Saçım tekrar yerinden çıktığında kaşlarını çatıp konuşmaya başladı. "Vay canına çok inatçılar!" ufak bir kahkaha ağzımdan kaçarken bana doğru eğilip aramızdaki mesafeyi azalttı.

"Genelde filmlerde bu sahneler böyle olmaz." Belki benim duymamı istemedi belki de duymamı istedi bilmiyorum fakat ağzından çıkan kelimelerle kalbimin ağzımdan çıkıp birazdan kucağına düşeceğine yemin bile edebilirim.

"H-hangi sahnelerden bahsediyorsun?" gülümseyerek yaklaştığında ne yapacağından kesinlikle emin oldum.
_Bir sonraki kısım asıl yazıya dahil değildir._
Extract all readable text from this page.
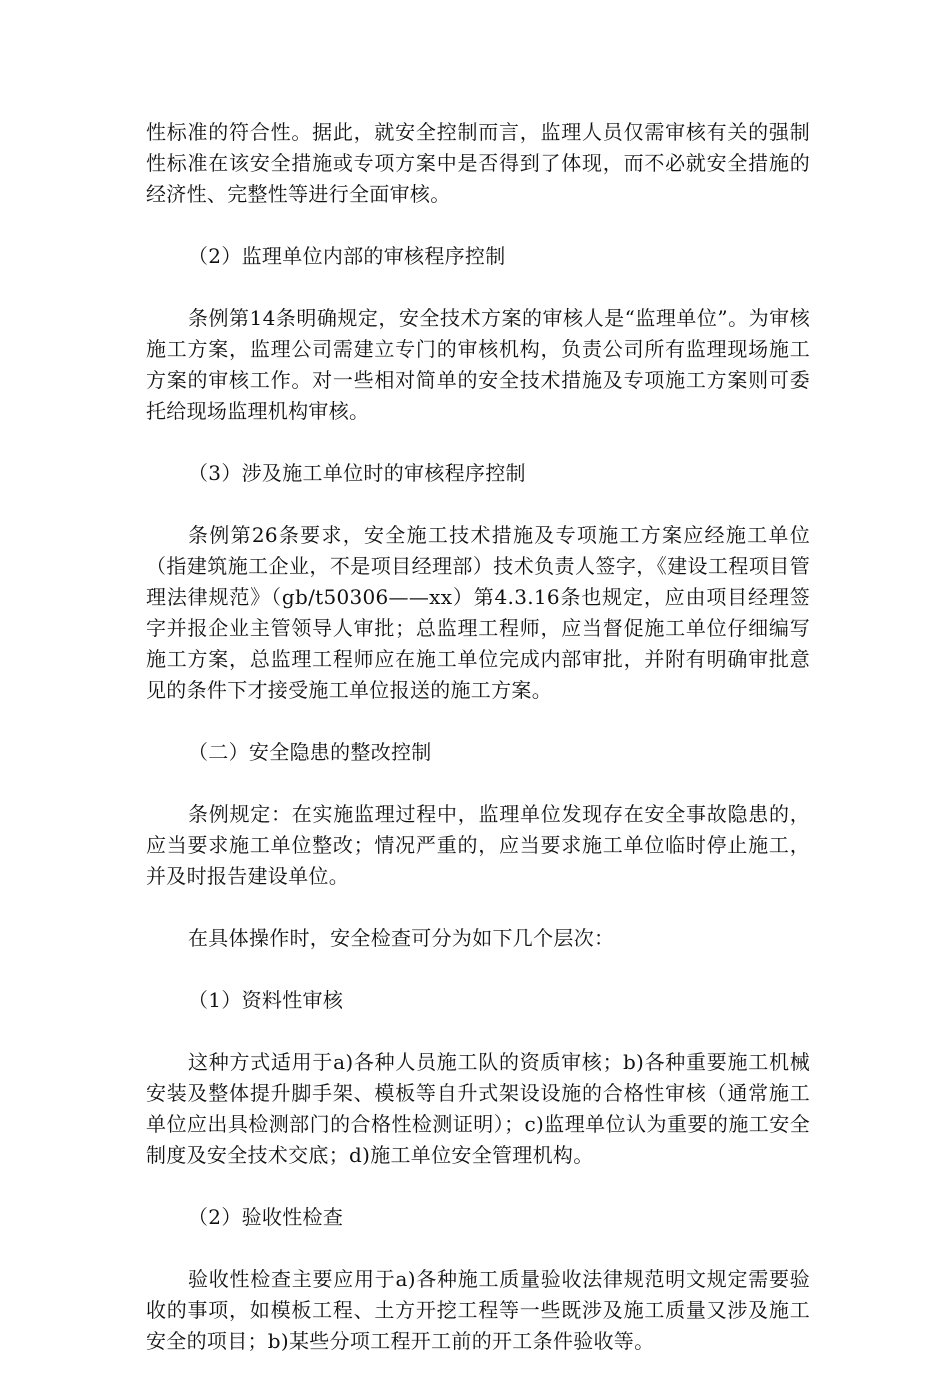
性标准的符合性。据此，就安全控制而言，监理人员仅需审核有关的强制性标准在该安全措施或专项方案中是否得到了体现，而不必就安全措施的经济性、完整性等进行全面审核。

（2）监理单位内部的审核程序控制

条例第14条明确规定，安全技术方案的审核人是“监理单位”。为审核施工方案，监理公司需建立专门的审核机构，负责公司所有监理现场施工方案的审核工作。对一些相对简单的安全技术措施及专项施工方案则可委托给现场监理机构审核。

（3）涉及施工单位时的审核程序控制

条例第26条要求，安全施工技术措施及专项施工方案应经施工单位（指建筑施工企业，不是项目经理部）技术负责人签字，《建设工程项目管理法律规范》（gb/t50306——xx）第4.3.16条也规定，应由项目经理签字并报企业主管领导人审批；总监理工程师，应当督促施工单位仔细编写施工方案，总监理工程师应在施工单位完成内部审批，并附有明确审批意见的条件下才接受施工单位报送的施工方案。

（二）安全隐患的整改控制

条例规定：在实施监理过程中，监理单位发现存在安全事故隐患的，应当要求施工单位整改；情况严重的，应当要求施工单位临时停止施工，并及时报告建设单位。

在具体操作时，安全检查可分为如下几个层次：

（1）资料性审核

这种方式适用于a)各种人员施工队的资质审核；b)各种重要施工机械安装及整体提升脚手架、模板等自升式架设设施的合格性审核（通常施工单位应出具检测部门的合格性检测证明）；c)监理单位认为重要的施工安全制度及安全技术交底；d)施工单位安全管理机构。

（2）验收性检查

验收性检查主要应用于a)各种施工质量验收法律规范明文规定需要验收的事项，如模板工程、土方开挖工程等一些既涉及施工质量又涉及施工安全的项目；b)某些分项工程开工前的开工条件验收等。
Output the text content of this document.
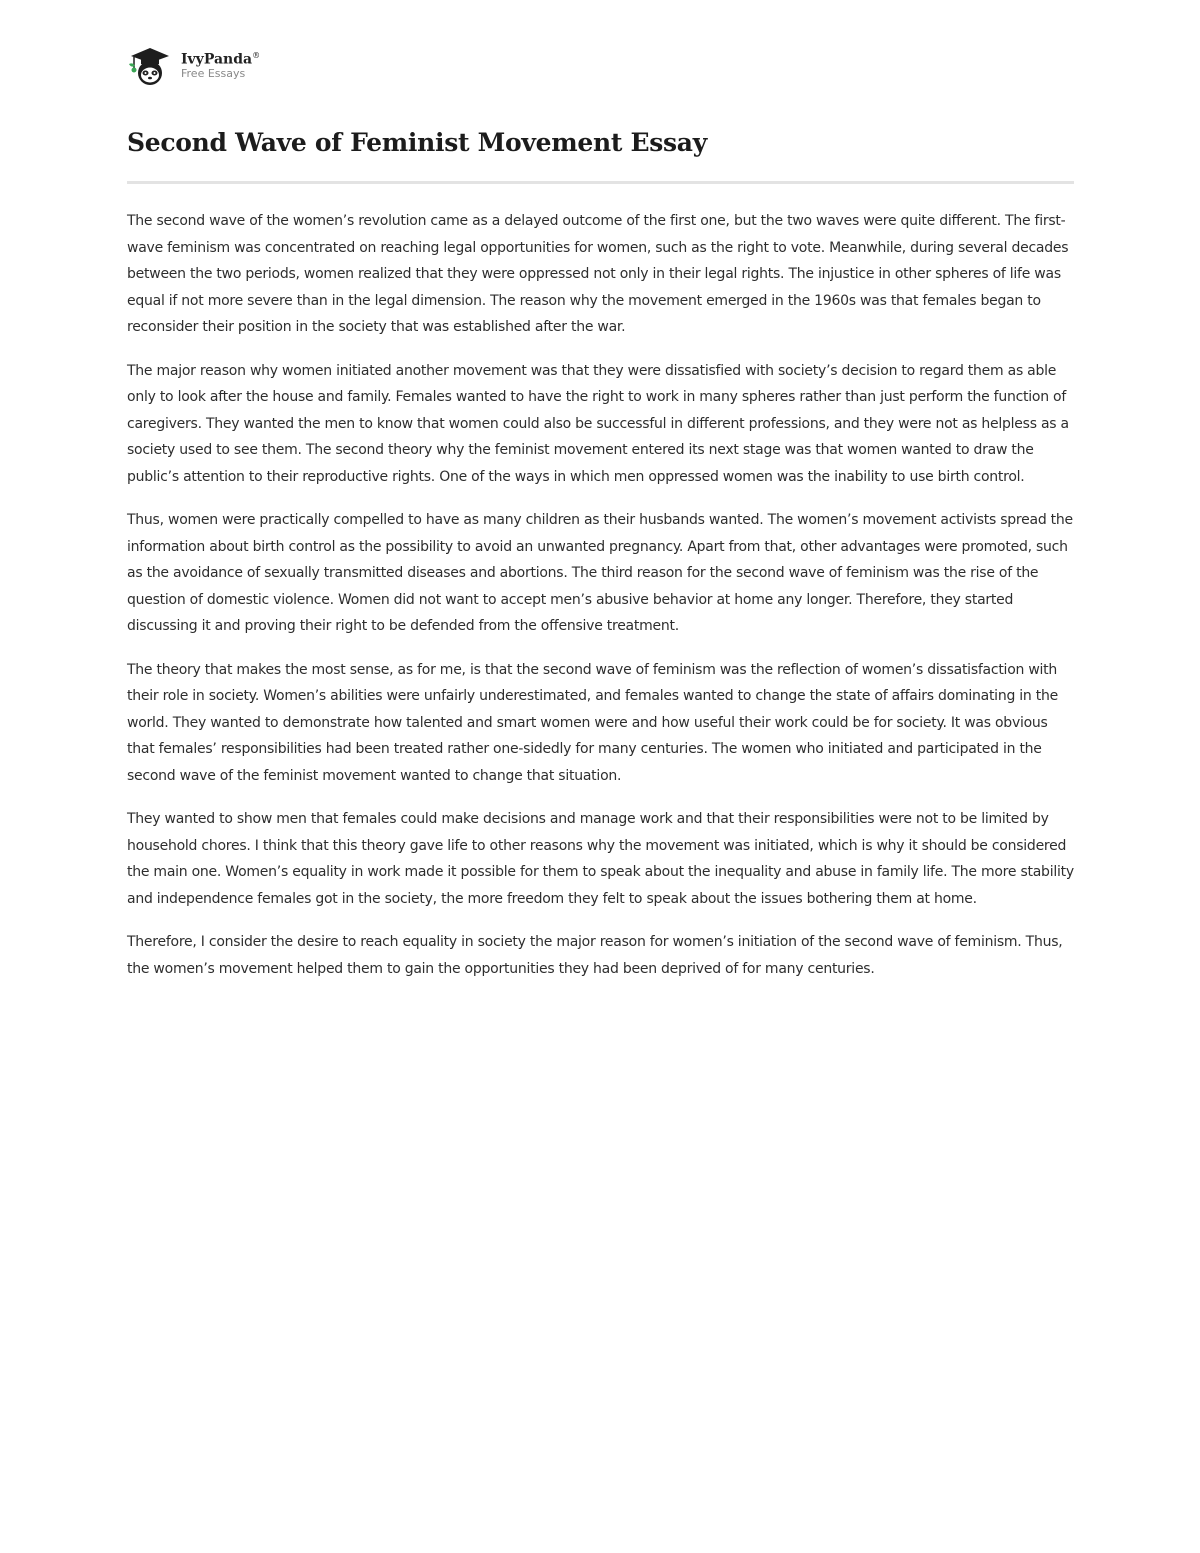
IvyPanda®
Free Essays
Second Wave of Feminist Movement Essay

The second wave of the women’s revolution came as a delayed outcome of the first one, but the two waves were quite different. The first-wave feminism was concentrated on reaching legal opportunities for women, such as the right to vote. Meanwhile, during several decades between the two periods, women realized that they were oppressed not only in their legal rights. The injustice in other spheres of life was equal if not more severe than in the legal dimension. The reason why the movement emerged in the 1960s was that females began to reconsider their position in the society that was established after the war.

The major reason why women initiated another movement was that they were dissatisfied with society’s decision to regard them as able only to look after the house and family. Females wanted to have the right to work in many spheres rather than just perform the function of caregivers. They wanted the men to know that women could also be successful in different professions, and they were not as helpless as a society used to see them. The second theory why the feminist movement entered its next stage was that women wanted to draw the public’s attention to their reproductive rights. One of the ways in which men oppressed women was the inability to use birth control.

Thus, women were practically compelled to have as many children as their husbands wanted. The women’s movement activists spread the information about birth control as the possibility to avoid an unwanted pregnancy. Apart from that, other advantages were promoted, such as the avoidance of sexually transmitted diseases and abortions. The third reason for the second wave of feminism was the rise of the question of domestic violence. Women did not want to accept men’s abusive behavior at home any longer. Therefore, they started discussing it and proving their right to be defended from the offensive treatment.

The theory that makes the most sense, as for me, is that the second wave of feminism was the reflection of women’s dissatisfaction with their role in society. Women’s abilities were unfairly underestimated, and females wanted to change the state of affairs dominating in the world. They wanted to demonstrate how talented and smart women were and how useful their work could be for society. It was obvious that females’ responsibilities had been treated rather one-sidedly for many centuries. The women who initiated and participated in the second wave of the feminist movement wanted to change that situation.

They wanted to show men that females could make decisions and manage work and that their responsibilities were not to be limited by household chores. I think that this theory gave life to other reasons why the movement was initiated, which is why it should be considered the main one. Women’s equality in work made it possible for them to speak about the inequality and abuse in family life. The more stability and independence females got in the society, the more freedom they felt to speak about the issues bothering them at home.

Therefore, I consider the desire to reach equality in society the major reason for women’s initiation of the second wave of feminism. Thus, the women’s movement helped them to gain the opportunities they had been deprived of for many centuries.
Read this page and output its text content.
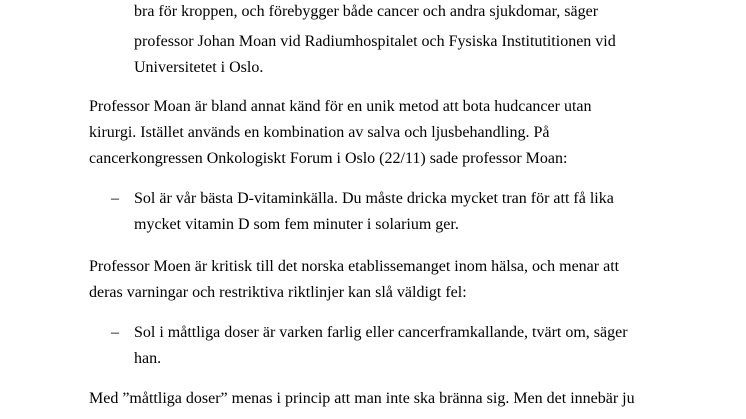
bra för kroppen, och förebygger både cancer och andra sjukdomar, säger
professor Johan Moan vid Radiumhospitalet och Fysiska Institutitionen vid
Universitetet i Oslo.
Professor Moan är bland annat känd för en unik metod att bota hudcancer utan
kirurgi. Istället används en kombination av salva och ljusbehandling. På
cancerkongressen Onkologiskt Forum i Oslo (22/11) sade professor Moan:
– Sol är vår bästa D-vitaminkälla. Du måste dricka mycket tran för att få lika
mycket vitamin D som fem minuter i solarium ger.
Professor Moen är kritisk till det norska etablissemanget inom hälsa, och menar att
deras varningar och restriktiva riktlinjer kan slå väldigt fel:
– Sol i måttliga doser är varken farlig eller cancerframkallande, tvärt om, säger
han.
Med ”måttliga doser” menas i princip att man inte ska bränna sig. Men det innebär ju
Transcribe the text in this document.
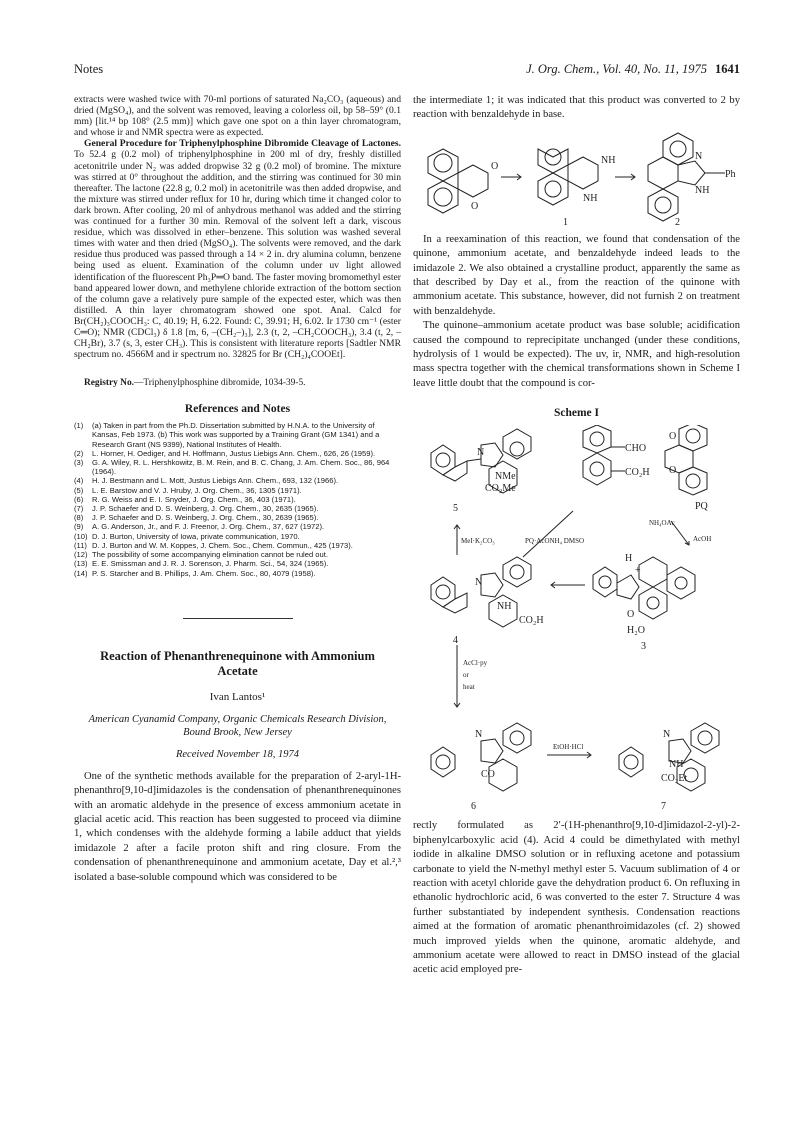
Notes	J. Org. Chem., Vol. 40, No. 11, 1975 1641

extracts were washed twice with 70-ml portions of saturated Na₂CO₃ (aqueous) and dried (MgSO₄), and the solvent was removed, leaving a colorless oil, bp 58–59° (0.1 mm) [lit.¹⁴ bp 108° (2.5 mm)] which gave one spot on a thin layer chromatogram, and whose ir and NMR spectra were as expected.

General Procedure for Triphenylphosphine Dibromide Cleavage of Lactones. To 52.4 g (0.2 mol) of triphenylphosphine in 200 ml of dry, freshly distilled acetonitrile under N₂ was added dropwise 32 g (0.2 mol) of bromine. The mixture was stirred at 0° throughout the addition, and the stirring was continued for 30 min thereafter. The lactone (22.8 g, 0.2 mol) in acetonitrile was then added dropwise, and the mixture was stirred under reflux for 10 hr, during which time it changed color to dark brown. After cooling, 20 ml of anhydrous methanol was added and the stirring was continued for a further 30 min. Removal of the solvent left a dark, viscous residue, which was dissolved in ether–benzene. This solution was washed several times with water and then dried (MgSO₄). The solvents were removed, and the dark residue thus produced was passed through a 14 × 2 in. dry alumina column, benzene being used as eluent. Examination of the column under uv light allowed identification of the fluorescent Ph₃P═O band. The faster moving bromomethyl ester band appeared lower down, and methylene chloride extraction of the bottom section of the column gave a relatively pure sample of the expected ester, which was then distilled. A thin layer chromatogram showed one spot. Anal. Calcd for Br(CH₂)₃COOCH₃: C, 40.19; H, 6.22. Found: C, 39.91; H, 6.02. Ir 1730 cm⁻¹ (ester C═O); NMR (CDCl₃) δ 1.8 [m, 6, –(CH₂–)₃], 2.3 (t, 2, –CH₂COOCH₃), 3.4 (t, 2, –CH₂Br), 3.7 (s, 3, ester CH₃). This is consistent with literature reports [Sadtler NMR spectrum no. 4566M and ir spectrum no. 32825 for Br (CH₂)₄COOEt].

Registry No.—Triphenylphosphine dibromide, 1034-39-5.

References and Notes
(1)	(a) Taken in part from the Ph.D. Dissertation submitted by H.N.A. to the University of Kansas, Feb 1973. (b) This work was supported by a Training Grant (GM 1341) and a Research Grant (NS 9399), National Institutes of Health.
(2)	L. Horner, H. Oediger, and H. Hoffmann, Justus Liebigs Ann. Chem., 626, 26 (1959).
(3)	G. A. Wiley, R. L. Hershkowitz, B. M. Rein, and B. C. Chang, J. Am. Chem. Soc., 86, 964 (1964).
(4)	H. J. Bestmann and L. Mott, Justus Liebigs Ann. Chem., 693, 132 (1966).
(5)	L. E. Barstow and V. J. Hruby, J. Org. Chem., 36, 1305 (1971).
(6)	R. G. Weiss and E. I. Snyder, J. Org. Chem., 36, 403 (1971).
(7)	J. P. Schaefer and D. S. Weinberg, J. Org. Chem., 30, 2635 (1965).
(8)	J. P. Schaefer and D. S. Weinberg, J. Org. Chem., 30, 2639 (1965).
(9)	A. G. Anderson, Jr., and F. J. Freenor, J. Org. Chem., 37, 627 (1972).
(10) D. J. Burton, University of Iowa, private communication, 1970.
(11) D. J. Burton and W. M. Koppes, J. Chem. Soc., Chem. Commun., 425 (1973).
(12) The possibility of some accompanying elimination cannot be ruled out.
(13) E. E. Smissman and J. R. J. Sorenson, J. Pharm. Sci., 54, 324 (1965).
(14) P. S. Starcher and B. Phillips, J. Am. Chem. Soc., 80, 4079 (1958).
Reaction of Phenanthrenequinone with Ammonium Acetate
Ivan Lantos¹
American Cyanamid Company, Organic Chemicals Research Division, Bound Brook, New Jersey
Received November 18, 1974

One of the synthetic methods available for the preparation of 2-aryl-1H-phenanthro[9,10-d]imidazoles is the condensation of phenanthrenequinones with an aromatic aldehyde in the presence of excess ammonium acetate in glacial acetic acid. This reaction has been suggested to proceed via diimine 1, which condenses with the aldehyde forming a labile adduct that yields imidazole 2 after a facile proton shift and ring closure. From the condensation of phenanthrenequinone and ammonium acetate, Day et al.²,³ isolated a base-soluble compound which was considered to be

the intermediate 1; it was indicated that this product was converted to 2 by reaction with benzaldehyde in base.

O
O
NH
NH
N
NH
Ph
1	2

In a reexamination of this reaction, we found that condensation of the quinone, ammonium acetate, and benzaldehyde indeed leads to the imidazole 2. We also obtained a crystalline product, apparently the same as that described by Day et al., from the reaction of the quinone with ammonium acetate. This substance, however, did not furnish 2 on treatment with benzaldehyde.

The quinone–ammonium acetate product was base soluble; acidification caused the compound to reprecipitate unchanged (under these conditions, hydrolysis of 1 would be expected). The uv, ir, NMR, and high-resolution mass spectra together with the chemical transformations shown in Scheme I leave little doubt that the compound is cor-

Scheme I
N
NMe
CO₂Me
5
CHO
CO₂H
O
O
PQ
MeI·K₂CO₃	PQ·AcONH₄ DMSO
NH₄OAc
AcOH
N
NH
CO₂H
4
H
+
O
H₂O
3
AcCl·py
or
heat
N
CO
6
EtOH·HCl
N
NH
CO₂Et
7

rectly formulated as 2′-(1H-phenanthro[9,10-d]imidazol-2-yl)-2-biphenylcarboxylic acid (4). Acid 4 could be dimethylated with methyl iodide in alkaline DMSO solution or in refluxing acetone and potassium carbonate to yield the N-methyl methyl ester 5. Vacuum sublimation of 4 or reaction with acetyl chloride gave the dehydration product 6. On refluxing in ethanolic hydrochloric acid, 6 was converted to the ester 7. Structure 4 was further substantiated by independent synthesis. Condensation reactions aimed at the formation of aromatic phenanthroimidazoles (cf. 2) showed much improved yields when the quinone, aromatic aldehyde, and ammonium acetate were allowed to react in DMSO instead of the glacial acetic acid employed pre-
Nefeslerimi düzene sokamazken tutmanın en iyisi olduğuna karar verdim. Yumuşak yatak bizim birbirimize yaklaşmamızla daha fazla çökerken elimde olmadan terlemeye başladım.

Yakınlaşmamızdan dolayı daha yakın olan yüzüne baktım. O çok fazla güzeldi ve bana bakma ihtimali bana çok fazla uzak geliyordu ama hey şuanda benim yanımda oturuyor ve hangi durumda olduğumuzdan emin değilim ama arkadaşız vay canına çok fazla şanslıyım sanırım.